TextMessage msg = arg0.createTextMessage();
msg.setText(message);
return msg;
}
});
}

/**
* @return the jmsTemplate
*/
public JmsTemplate getJmsTemplate() {
return jmsTemplate;
}

/**
* @param jmsTemplate the jmsTemplate to set
*/
public void setJmsTemplate(JmsTemplate jmsTemplate) {
this.jmsTemplate = jmsTemplate;
}

/**
* @return the destination
*/
public Destination getDestination() {
return destination;
}

/**
* @param destination the destination to set
*/
public void setDestination(Destination destination) {
this.destination = destination;
}
}


This will just send the message to the specified destination. The destination will be specified in the spring configuration which we will look at in just a little moment.

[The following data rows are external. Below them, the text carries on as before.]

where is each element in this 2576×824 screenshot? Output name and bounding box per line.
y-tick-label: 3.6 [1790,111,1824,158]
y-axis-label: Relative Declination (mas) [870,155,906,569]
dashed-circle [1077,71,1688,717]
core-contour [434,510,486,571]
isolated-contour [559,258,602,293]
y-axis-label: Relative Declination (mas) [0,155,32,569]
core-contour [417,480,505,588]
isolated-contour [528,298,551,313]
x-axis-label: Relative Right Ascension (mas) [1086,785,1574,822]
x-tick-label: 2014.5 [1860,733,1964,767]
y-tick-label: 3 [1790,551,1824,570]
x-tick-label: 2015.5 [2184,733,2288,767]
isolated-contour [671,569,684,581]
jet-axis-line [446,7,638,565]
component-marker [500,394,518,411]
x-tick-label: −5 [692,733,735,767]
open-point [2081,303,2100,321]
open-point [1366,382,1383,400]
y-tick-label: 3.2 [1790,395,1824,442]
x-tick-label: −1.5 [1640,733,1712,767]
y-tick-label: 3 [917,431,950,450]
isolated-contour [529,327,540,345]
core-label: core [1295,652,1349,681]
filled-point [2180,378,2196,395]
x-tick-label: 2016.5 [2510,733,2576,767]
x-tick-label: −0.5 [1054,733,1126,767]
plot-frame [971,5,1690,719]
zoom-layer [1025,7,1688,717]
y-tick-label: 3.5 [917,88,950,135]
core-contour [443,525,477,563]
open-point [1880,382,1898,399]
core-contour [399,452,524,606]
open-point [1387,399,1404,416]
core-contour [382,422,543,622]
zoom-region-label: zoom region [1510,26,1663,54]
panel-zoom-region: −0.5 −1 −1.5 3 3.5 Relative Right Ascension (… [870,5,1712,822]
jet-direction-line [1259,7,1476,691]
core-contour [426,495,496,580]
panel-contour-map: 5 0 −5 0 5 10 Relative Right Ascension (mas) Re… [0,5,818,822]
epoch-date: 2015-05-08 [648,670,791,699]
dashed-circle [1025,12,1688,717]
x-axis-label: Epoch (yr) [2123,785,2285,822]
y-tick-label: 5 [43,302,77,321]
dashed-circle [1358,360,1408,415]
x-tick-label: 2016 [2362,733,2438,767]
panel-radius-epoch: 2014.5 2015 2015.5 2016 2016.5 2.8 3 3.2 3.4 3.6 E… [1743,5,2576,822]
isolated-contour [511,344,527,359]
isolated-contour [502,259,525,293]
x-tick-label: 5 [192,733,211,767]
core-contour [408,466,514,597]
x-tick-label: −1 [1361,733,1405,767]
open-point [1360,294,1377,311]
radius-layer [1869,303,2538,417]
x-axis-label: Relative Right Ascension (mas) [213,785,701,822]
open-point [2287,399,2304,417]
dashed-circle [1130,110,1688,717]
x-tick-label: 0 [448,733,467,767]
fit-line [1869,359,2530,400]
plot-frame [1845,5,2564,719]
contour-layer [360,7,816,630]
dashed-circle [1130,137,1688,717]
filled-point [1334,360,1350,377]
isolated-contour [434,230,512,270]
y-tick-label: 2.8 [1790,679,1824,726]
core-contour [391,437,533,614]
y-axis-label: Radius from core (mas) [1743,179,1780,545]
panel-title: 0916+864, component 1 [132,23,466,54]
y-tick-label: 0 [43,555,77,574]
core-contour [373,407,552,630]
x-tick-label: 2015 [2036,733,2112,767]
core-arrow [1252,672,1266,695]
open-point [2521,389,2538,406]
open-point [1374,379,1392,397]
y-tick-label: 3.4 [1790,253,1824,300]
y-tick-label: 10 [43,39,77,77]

Next i write my JUnit test class to test the embedded messaging queue.


import javax.jms.Destination;
import javax.jms.JMSException;
import javax.jms.TextMessage;

import org.junit.Test;
import org.junit.runner.RunWith;
import org.springframework.beans.factory.annotation.Autowired;
import org.springframework.beans.factory.annotation.Qualifier;
import org.springframework.jms.core.JmsTemplate;
import org.springframework.test.context.ContextConfiguration;
import org.springframework.test.context.junit4.SpringJUnit4ClassRunner;

@RunWith(SpringJUnit4ClassRunner.class)
@ContextConfiguration(locations = "classpath:test-common-context.xml")
public class JMSTest {

@Autowired
private JMSSender jmsSender;

@Autowired
@Qualifier("consumer")
private JmsTemplate jmsTemplate;

@Autowired
private Destination destination;

@Test
public void testJMSSender() {
jmsSender.sendMessage("test");
TextMessage msg = (TextMessage) jmsTemplate.receive(destination);
System.out.println("***********************");
try {
System.out.println(msg.getText());
} catch (JMSException e) {
// TODO Auto-generated catch block
e.printStackTrace();
}
System.out.println("***********************");
}
}


I have specified the configuration file with the annotation. In that i just import the active mq configuration file which im going to show you now.


<beans xmlns="http://www.springframework.org/schema/beans"
xmlns:xsi="http://www.w3.org/2001/XMLSchema-instance" xmlns:amq="http://activemq.apache.org/schema/core"
xsi:schemaLocation="
http://www.springframework.org/schema/beans http://www.springframework.org/schema/beans/spring-beans-2.5.xsd
http://activemq.apache.org/schema/core http://activemq.apache.org/schema/core/activemq-core-5.2.0.xsd">


<!-- lets create an embedded ActiveMQ Broker -->
<amq:broker useJmx="false" persistent="false">
<amq:transportConnectors>
<amq:transportConnector uri="tcp://localhost:0" />
</amq:transportConnectors>
</amq:broker>

<!-- ActiveMQ destinations to use -->
<amq:queue id="destination"
physicalName="org.apache.activemq.spring.Test.spring.embedded" />


<!--
JMS ConnectionFactory to use, configuring the embedded broker using
XML
-->
<amq:connectionFactory id="jmsFactory" brokerURL="vm://localhost" />


<!-- Spring JMS Template -->
<bean id="myJmsTemplate" class="org.springframework.jms.core.JmsTemplate">
<qualifier value="producer" />
<property name="connectionFactory">
<!-- lets wrap in a pool to avoid creating a connection per send -->
<bean class="org.springframework.jms.connection.SingleConnectionFactory">
<property name="targetConnectionFactory">
<ref local="jmsFactory" />
</property>
</bean>
</property>
</bean>

<bean id="consumerJmsTemplate" class="org.springframework.jms.core.JmsTemplate">
<qualifier value="consumer" />
<property name="connectionFactory" ref="jmsFactory" />
</bean>

<!-- a sample POJO which uses a Spring JmsTemplate -->
<bean id="producer"
class="JMSSender">
<property name="jmsTemplate">
<ref bean="myJmsTemplate"></ref>
</property>

<property name="destination">
<ref bean="destination" />
</property>
<!--

<property name="messageCount"> <value>10</value> </property>
-->
</bean>



</beans>





That is all you need. And now you can just run the jUnit test and you can see the result. Ofcourse there are better ways of hooking up the jms template, but the purpose of this article was not to exemplify that. If you do have any queries do let me know.